"Григол Абашидзе. Долгая ночь (Грузинская хроника XIII века) " - читать интересную книгу автора

Ваче, и он теперь не мог уж выбирать сам, куда идти, его носило, как по
волнам, бросало в разные стороны, наконец задвинуло в узкий переулок, и
было в переулке посвободнее, чем на главной улице.
Люди карабкались на открытые плоские кровли. Ваче тоже подтянулся,
уцепившись за карниз, и очутился на крыше. Протиснулся, раздвинул зевак, и
оказалось, что он стоит как раз над главной улицей, над тем местом, по
которому пять минут назад он так беспечно и славно шел.
Улица опустела. Проскакали всадники. Вскинув сверкающие трубы, пошли
горнисты. За горнистами двинулось войско с развернутыми боевыми знаменами.
Закованные в латы, в металлических шлемах, шли суровые воины, соединенные
в полки.
Вслед за полками, с небольшим промежутком, вступило на улицу
духовенство.

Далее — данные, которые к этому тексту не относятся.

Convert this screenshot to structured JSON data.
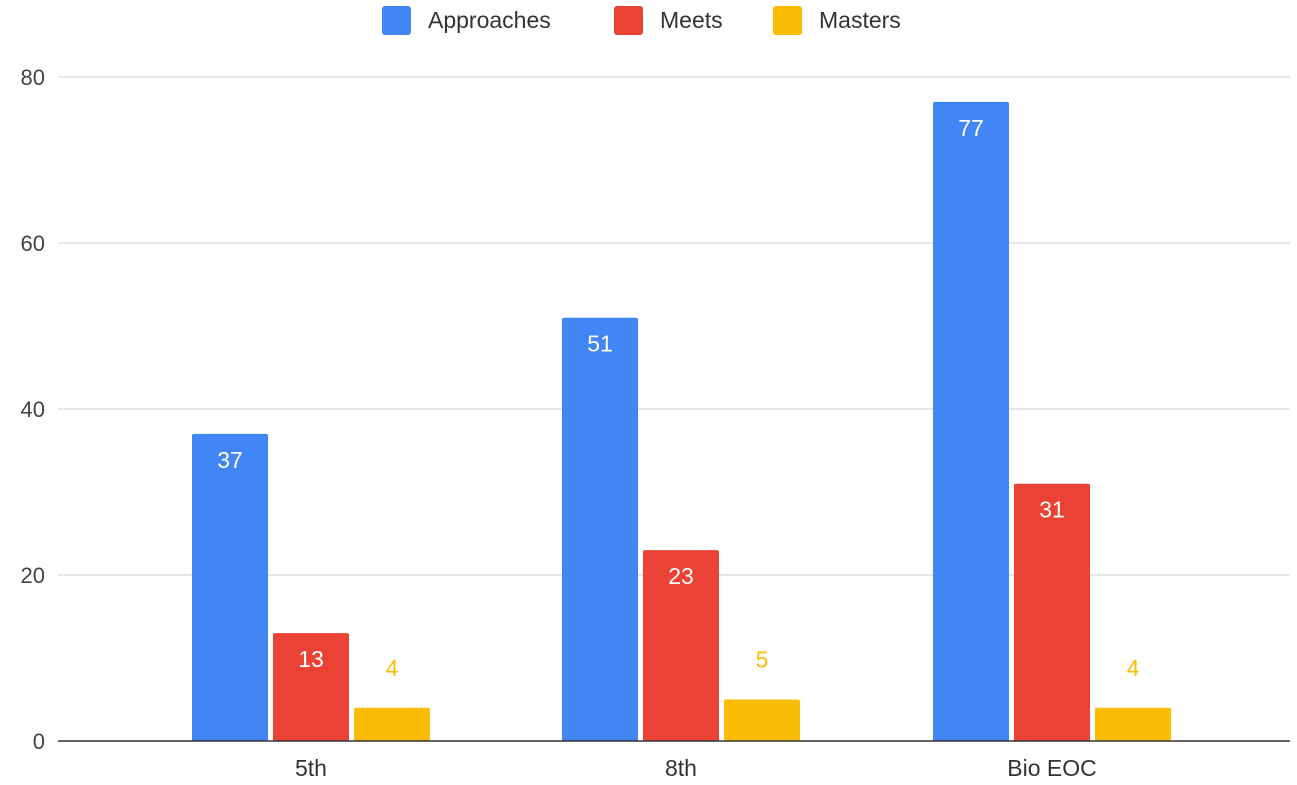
{
  "chart_data": {
    "type": "bar",
    "categories": [
      "5th",
      "8th",
      "Bio EOC"
    ],
    "series": [
      {
        "name": "Approaches",
        "values": [
          37,
          51,
          77
        ],
        "color": "#4285f4",
        "label_color": "#ffffff"
      },
      {
        "name": "Meets",
        "values": [
          13,
          23,
          31
        ],
        "color": "#ea4335",
        "label_color": "#ffffff"
      },
      {
        "name": "Masters",
        "values": [
          4,
          5,
          4
        ],
        "color": "#fbbc04",
        "label_color": "#fbbc04"
      }
    ],
    "yticks": [
      0,
      20,
      40,
      60,
      80
    ],
    "ylim": [
      0,
      80
    ],
    "grid": true,
    "legend_position": "top",
    "title": "",
    "xlabel": "",
    "ylabel": ""
  }
}
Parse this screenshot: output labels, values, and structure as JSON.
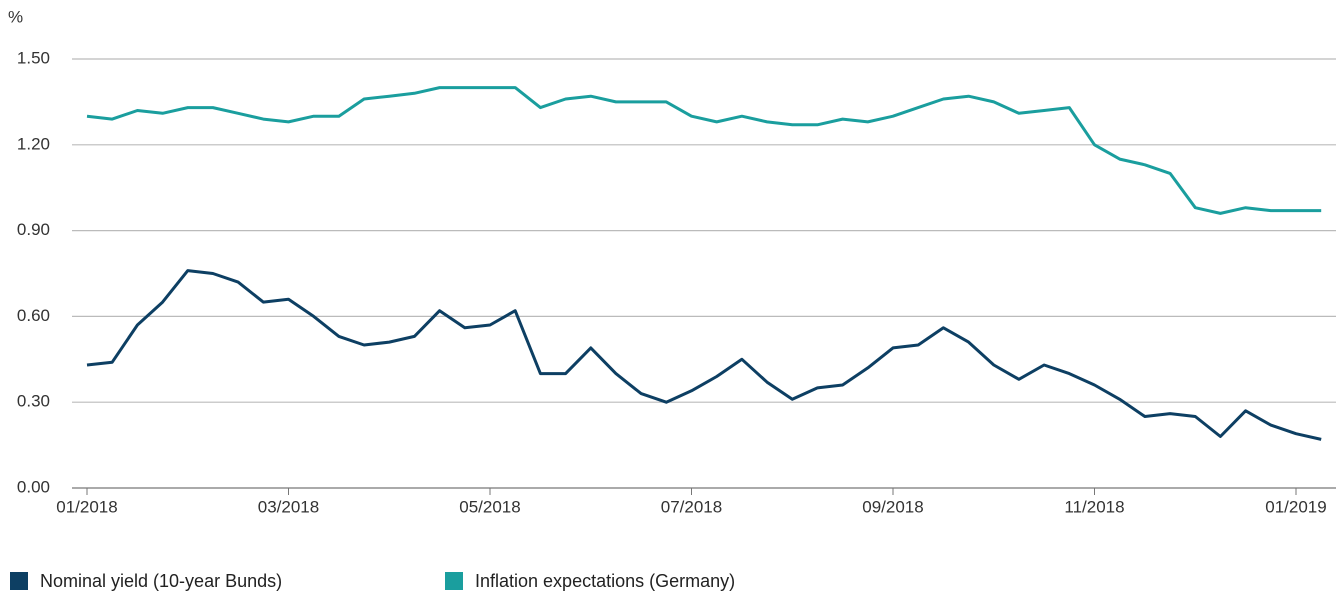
{
  "chart_data": {
    "type": "line",
    "y_label": "%",
    "categories": [
      "01/2018",
      null,
      null,
      null,
      null,
      null,
      null,
      null,
      "03/2018",
      null,
      null,
      null,
      null,
      null,
      null,
      null,
      "05/2018",
      null,
      null,
      null,
      null,
      null,
      null,
      null,
      "07/2018",
      null,
      null,
      null,
      null,
      null,
      null,
      null,
      "09/2018",
      null,
      null,
      null,
      null,
      null,
      null,
      null,
      "11/2018",
      null,
      null,
      null,
      null,
      null,
      null,
      null,
      "01/2019",
      null
    ],
    "series": [
      {
        "name": "Nominal yield (10-year Bunds)",
        "color": "#0d3f63",
        "values": [
          0.43,
          0.44,
          0.57,
          0.65,
          0.76,
          0.75,
          0.72,
          0.65,
          0.66,
          0.6,
          0.53,
          0.5,
          0.51,
          0.53,
          0.62,
          0.56,
          0.57,
          0.62,
          0.4,
          0.4,
          0.49,
          0.4,
          0.33,
          0.3,
          0.34,
          0.39,
          0.45,
          0.37,
          0.31,
          0.35,
          0.36,
          0.42,
          0.49,
          0.5,
          0.56,
          0.51,
          0.43,
          0.38,
          0.43,
          0.4,
          0.36,
          0.31,
          0.25,
          0.26,
          0.25,
          0.18,
          0.27,
          0.22,
          0.19,
          0.17
        ]
      },
      {
        "name": "Inflation expectations (Germany)",
        "color": "#1a9e9e",
        "values": [
          1.3,
          1.29,
          1.32,
          1.31,
          1.33,
          1.33,
          1.31,
          1.29,
          1.28,
          1.3,
          1.3,
          1.36,
          1.37,
          1.38,
          1.4,
          1.4,
          1.4,
          1.4,
          1.33,
          1.36,
          1.37,
          1.35,
          1.35,
          1.35,
          1.3,
          1.28,
          1.3,
          1.28,
          1.27,
          1.27,
          1.29,
          1.28,
          1.3,
          1.33,
          1.36,
          1.37,
          1.35,
          1.31,
          1.32,
          1.33,
          1.2,
          1.15,
          1.13,
          1.1,
          0.98,
          0.96,
          0.98,
          0.97,
          0.97,
          0.97
        ]
      }
    ],
    "ylim": [
      0,
      1.5
    ],
    "yticks": [
      {
        "value": 0,
        "label": "0.00"
      },
      {
        "value": 0.3,
        "label": "0.30"
      },
      {
        "value": 0.6,
        "label": "0.60"
      },
      {
        "value": 0.9,
        "label": "0.90"
      },
      {
        "value": 1.2,
        "label": "1.20"
      },
      {
        "value": 1.5,
        "label": "1.50"
      }
    ],
    "grid": true
  }
}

Священники всех рангов шли, махая кадильницами и кропя
направо-налево святой водой. Синеватый душистый дым поднимался до плоских
кровель, до народа.
Наконец показался породистый белый жеребец, покрытый золототканой
попоной. На нем сидела девушка ослепительной красоты в царской короне и в
одеянии, усыпанном драгоценными камнями. Венценосная девушка - новая
царица Грузии Русудан.
Ваче впервые увидел дочь великой Тамар. В разговорах ее сравнивали по
красоте с матерью. Но Ваче подумал, что красивее и блистательнее быть
нельзя. И при этом в лице и в стане венценосной девушки было что-то очень
напоминающее ему Цаго, подумал Ваче, и воспоминание о Цаго снова
разбередило боль.
Народ глядел на свою царицу. Каждый старался протиснуться вперед,
задние напирали, становились на цыпочки и вытягивали шеи. Ваче тоже
протискивался и вытягивал шею и вдруг увидел на противоположной стороне
улицы знакомого осла, и Павлиа на осле, и Цаго рядышком с братом. Толпа
притиснула их к стене мастерской с закрытыми ставнями. Цаго что есть силы
упиралась руками, чтобы можно было дышать, и тоже не сводила глаз с царицы
и с царской свиты.
Ваче видел, как один всадник, красиво и статно сидящий в седле, вдруг
остановил коня, обернулся и сверху долго смотрел на Цаго. На мгновение
скрестились, слились, потонули друг в друге их взгляды, но тут же девушка
опустила глаза, а всадник тронул коня.
Но и тронув коня, он все еще смотрел назад, где осталась потупленная
и покрасневшая Цаго. Девушка тоже, когда вся свита проехала мимо, поверх
голов старалась разглядеть уехавшего рыцаря, тянулась на цыпочках, хотя
ничего нельзя было разглядеть, потому что вслед за свитой хлынула на улицу
праздничная толпа.
Когда людская толпа укатилась вдаль, Павлиа вздохнул с облегчением.
Он обернулся к Цаго и что-то хотел сказать ей, но она как завороженная
смотрела вдаль, где все уже было застлано пылью.
В это время Павлиа оказался в объятиях брата Мамуки. С закрытыми
глазами, по силе и крепости, узнал бы Павлиа объятия златокузнеца.
Кузнец поднял грузного калеку и, как ребенка, понес к мастерской,
отворил ставню, постучал в окно. Дверь растворилась и вновь закрылась.
Вскоре Мамука снова вышел на улицу, на этот раз за Цаго. Голос брата
заставил ее очнуться от наваждения. Нехотя пошла она с улицы в мастерскую.
За ней закрылась дверь, закрылись и ставни.